Und es ergeben sich weitere  Einsatzmöglichkeiten, so an landesweiten Stränden,  in Hotels oder auf Kreuzfahrtschiffen. Und nicht nur an den deutschen Küsten sind solche  Übernachtungsmöglichkeiten gefragt  – auch aus China hat der Hersteller schon Anfragen erhalten und selbst  in Dubai und in Japan scheint man sich brennend für das „Kuschelparadies“  zu interessieren

Eine große Aufgabe und eine vielversprechende Perspektive  – auch  für die  Werkstatt der  „Stiftung Mensch“  im schleswig-holsteinischen Meldorf, die den  Strandkorb  angesichts der  Nachfragen  ganz sicher  in Serienfertigung  produzieren muss.
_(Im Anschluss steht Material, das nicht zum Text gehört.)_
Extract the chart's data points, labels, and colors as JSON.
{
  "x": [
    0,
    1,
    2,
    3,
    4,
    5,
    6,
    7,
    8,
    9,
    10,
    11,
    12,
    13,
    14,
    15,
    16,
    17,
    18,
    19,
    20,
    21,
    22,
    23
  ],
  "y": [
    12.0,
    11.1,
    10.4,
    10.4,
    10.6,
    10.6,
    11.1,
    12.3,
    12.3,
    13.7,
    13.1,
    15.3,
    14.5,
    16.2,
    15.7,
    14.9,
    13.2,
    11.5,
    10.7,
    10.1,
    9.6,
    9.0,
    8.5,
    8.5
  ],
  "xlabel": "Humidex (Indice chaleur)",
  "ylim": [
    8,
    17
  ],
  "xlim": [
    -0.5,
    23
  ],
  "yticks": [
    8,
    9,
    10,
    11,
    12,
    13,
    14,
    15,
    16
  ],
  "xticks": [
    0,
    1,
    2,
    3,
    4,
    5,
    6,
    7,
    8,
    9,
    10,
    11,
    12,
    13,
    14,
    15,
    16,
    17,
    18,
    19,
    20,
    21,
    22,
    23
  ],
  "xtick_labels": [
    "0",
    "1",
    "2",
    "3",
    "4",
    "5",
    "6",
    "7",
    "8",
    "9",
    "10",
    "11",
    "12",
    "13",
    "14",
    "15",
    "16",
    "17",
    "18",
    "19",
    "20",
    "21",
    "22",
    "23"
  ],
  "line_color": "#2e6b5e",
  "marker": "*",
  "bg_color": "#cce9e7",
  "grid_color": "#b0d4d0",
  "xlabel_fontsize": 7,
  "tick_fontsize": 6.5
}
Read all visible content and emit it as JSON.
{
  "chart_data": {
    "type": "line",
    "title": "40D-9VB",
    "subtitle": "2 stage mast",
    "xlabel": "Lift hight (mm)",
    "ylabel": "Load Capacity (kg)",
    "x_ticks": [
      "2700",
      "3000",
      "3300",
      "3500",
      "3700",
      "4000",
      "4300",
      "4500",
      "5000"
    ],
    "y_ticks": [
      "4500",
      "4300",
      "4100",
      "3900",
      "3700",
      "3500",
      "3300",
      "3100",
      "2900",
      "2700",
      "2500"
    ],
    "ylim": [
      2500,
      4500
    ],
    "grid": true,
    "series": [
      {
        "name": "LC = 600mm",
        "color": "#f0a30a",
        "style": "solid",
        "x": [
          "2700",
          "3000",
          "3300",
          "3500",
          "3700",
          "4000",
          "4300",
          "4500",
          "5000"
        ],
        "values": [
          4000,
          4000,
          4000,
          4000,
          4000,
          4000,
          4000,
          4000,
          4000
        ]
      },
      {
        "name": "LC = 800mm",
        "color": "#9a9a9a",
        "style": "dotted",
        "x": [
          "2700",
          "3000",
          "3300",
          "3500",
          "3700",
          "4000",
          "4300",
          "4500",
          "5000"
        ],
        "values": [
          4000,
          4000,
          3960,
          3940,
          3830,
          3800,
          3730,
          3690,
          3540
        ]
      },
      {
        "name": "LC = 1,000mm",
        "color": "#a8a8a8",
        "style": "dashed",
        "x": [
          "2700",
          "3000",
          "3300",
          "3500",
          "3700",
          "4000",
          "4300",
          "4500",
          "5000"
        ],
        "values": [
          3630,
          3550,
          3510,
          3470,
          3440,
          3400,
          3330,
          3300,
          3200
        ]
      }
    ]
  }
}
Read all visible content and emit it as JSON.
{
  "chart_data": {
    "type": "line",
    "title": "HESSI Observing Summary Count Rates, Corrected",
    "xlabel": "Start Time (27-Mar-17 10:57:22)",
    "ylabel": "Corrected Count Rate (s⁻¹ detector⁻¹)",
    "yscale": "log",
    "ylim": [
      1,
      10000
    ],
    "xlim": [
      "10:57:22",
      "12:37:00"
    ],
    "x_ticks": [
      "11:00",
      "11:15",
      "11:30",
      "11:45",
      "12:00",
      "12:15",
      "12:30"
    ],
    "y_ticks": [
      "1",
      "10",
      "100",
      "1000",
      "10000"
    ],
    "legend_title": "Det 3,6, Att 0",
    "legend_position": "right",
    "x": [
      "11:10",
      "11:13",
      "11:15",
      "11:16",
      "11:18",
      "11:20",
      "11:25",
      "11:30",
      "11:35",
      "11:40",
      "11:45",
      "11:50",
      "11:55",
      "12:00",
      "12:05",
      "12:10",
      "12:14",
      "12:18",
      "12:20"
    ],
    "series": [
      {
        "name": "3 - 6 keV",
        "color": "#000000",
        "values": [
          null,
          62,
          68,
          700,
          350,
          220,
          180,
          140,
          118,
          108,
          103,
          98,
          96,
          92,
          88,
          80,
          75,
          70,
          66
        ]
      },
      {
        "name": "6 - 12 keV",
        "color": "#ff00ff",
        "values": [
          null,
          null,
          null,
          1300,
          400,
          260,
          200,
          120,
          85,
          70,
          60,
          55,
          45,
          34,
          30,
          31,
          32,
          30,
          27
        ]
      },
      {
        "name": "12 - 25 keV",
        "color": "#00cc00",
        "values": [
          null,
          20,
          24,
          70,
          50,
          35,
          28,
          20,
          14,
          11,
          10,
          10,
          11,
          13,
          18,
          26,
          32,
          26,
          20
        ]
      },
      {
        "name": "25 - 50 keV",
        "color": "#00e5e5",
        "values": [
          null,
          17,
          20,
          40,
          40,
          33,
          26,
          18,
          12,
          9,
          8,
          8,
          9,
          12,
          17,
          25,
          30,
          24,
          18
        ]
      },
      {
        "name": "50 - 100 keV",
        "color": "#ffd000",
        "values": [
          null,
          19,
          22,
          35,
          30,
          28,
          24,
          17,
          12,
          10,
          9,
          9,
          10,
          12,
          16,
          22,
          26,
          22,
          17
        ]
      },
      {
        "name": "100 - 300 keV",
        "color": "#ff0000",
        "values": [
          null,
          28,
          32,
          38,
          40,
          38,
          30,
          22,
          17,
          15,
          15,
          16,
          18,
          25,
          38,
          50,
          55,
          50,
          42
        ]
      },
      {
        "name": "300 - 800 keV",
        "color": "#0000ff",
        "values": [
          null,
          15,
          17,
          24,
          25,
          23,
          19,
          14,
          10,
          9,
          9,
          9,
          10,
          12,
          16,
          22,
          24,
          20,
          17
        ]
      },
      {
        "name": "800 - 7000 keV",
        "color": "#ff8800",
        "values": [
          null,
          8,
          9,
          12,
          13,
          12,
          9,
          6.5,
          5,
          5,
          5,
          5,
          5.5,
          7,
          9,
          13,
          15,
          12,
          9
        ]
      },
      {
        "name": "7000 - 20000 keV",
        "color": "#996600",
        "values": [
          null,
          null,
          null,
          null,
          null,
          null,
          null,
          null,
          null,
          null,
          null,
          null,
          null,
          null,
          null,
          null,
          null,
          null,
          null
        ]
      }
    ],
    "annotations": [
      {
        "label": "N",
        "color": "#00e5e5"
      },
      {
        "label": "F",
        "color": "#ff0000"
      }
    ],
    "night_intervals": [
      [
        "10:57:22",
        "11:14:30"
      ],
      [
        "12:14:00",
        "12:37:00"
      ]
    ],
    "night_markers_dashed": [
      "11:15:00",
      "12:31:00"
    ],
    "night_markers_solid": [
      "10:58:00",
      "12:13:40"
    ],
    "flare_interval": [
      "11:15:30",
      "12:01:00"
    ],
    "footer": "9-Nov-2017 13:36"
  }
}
Angesichts dieser erfolgreichen Meldungen über eine echte norddeutsche  Innovation wundert  es kaum, dass die Jury  des Deutschen Tourismusverbandes  den Schlafstrandkorb für die Auszeichnung mit dem „Deutschen Tourismuspreis 2016“  nominiert  hat. Er wurde aus bundesweit  60  Bewerbungen als einer der innovativsten touristischen Projekte  ausgewählt.  Und – die Würfel sind gefallen: Während der  diesjährigen Deutschen Tourismustages  vom 2. bis 4. November 2016 in Dortmund wurde  jetzt der  Schlafstrandkorb tatsächlich mit dem „Deutschen Tourismuspreis 2016“ geehrt.